「だめなんだよ。私たちはもう戻れないの」
「だったらなんでおれの電話出るんだよ。登録すらしてないおれの番号ずっと覚えてんのはなんでだよ……。陽芽だって彼氏いんのに、一度だっておれのこと拒まなかっただろ」

 こんな風に慎ちゃんが感情をあらわにするのも初めてだった。
 何も言い返せなくて、卑怯な私はただ涙を流し続けた。

「おれの気持ちわかってて、陽芽も同じ気持ちだったからだろ」

 腕を引かれて上半身を翻した。
 慎ちゃんは、今にも泣き出しそうな顔をしていた。
 私たちがきょうだいになったと確認し合った、あの日のように。
 慎ちゃんには、慎ちゃんにだけは、そんな顔させたくないのに。

 ああ、だめだ、やっぱり辛い。
 お互い辛かったね。今までずっと辛かったね。
 慎ちゃんの言う通りだ。
 お互い中途半端なまま好きで、中途半端なまま違う人を選んだ。

 慎ちゃんの幸せのためだったなんて言い訳だ。私はただ、行き場のない爆発寸前の感情をぶちまけたかっただけ。全部全部、何もかもぶち壊してやりたかっただけ。
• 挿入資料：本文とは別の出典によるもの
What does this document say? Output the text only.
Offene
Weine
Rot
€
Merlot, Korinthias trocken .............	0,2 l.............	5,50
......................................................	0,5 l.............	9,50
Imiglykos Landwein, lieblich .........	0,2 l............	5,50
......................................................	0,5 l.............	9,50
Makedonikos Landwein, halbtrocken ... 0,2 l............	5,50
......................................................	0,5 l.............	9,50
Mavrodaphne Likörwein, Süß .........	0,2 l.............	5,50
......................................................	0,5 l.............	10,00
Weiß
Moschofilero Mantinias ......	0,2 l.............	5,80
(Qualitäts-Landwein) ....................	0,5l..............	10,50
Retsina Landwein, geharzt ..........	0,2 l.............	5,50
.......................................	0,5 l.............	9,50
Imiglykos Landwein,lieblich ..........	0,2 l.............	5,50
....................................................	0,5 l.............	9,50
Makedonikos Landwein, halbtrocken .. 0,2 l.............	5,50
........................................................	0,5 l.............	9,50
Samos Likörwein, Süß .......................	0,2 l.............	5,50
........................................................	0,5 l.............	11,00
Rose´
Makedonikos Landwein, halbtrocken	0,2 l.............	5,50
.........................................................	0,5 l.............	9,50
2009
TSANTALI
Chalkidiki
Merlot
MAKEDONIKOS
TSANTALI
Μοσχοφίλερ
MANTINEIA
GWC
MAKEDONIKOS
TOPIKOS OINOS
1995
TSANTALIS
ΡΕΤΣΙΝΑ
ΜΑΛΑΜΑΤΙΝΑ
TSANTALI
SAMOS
お母さんも慶も思いきり傷つけてやりたかっただけ。

 慶と美莉愛さんがどうなろうが、慎ちゃんが幸せになれるわけじゃないことくらいわかっていた。
 だって、私は。
 慎ちゃんが彼女を好きじゃないことなんて、わかっていた。
 別れてからも私を好きでいてくれていたことなんて、わかっていた。
 私の目的がひとりよがりでしかないことくらい、痛いほどわかっていた。
 でも、どうしたらいいのかわからなかった。

 ただ、慎ちゃんが好きだっただけなのに。
 ただ、慎ちゃんと結婚して、慎ちゃんの子どもを産みたかっただけなのに。
 ただ、それだけだったのに。

「……慎ちゃん、あのね」

 欲求のままに頷いてしまえば、私たちを取り囲んでいるものから目を背け続ければ、せめて表面上だけは幸せでいられるのだろうか。慎ちゃんは前みたいに笑っていてくれるのだろうか。
 だけどそれは、私が大好きな、本当の笑顔なんだろうか。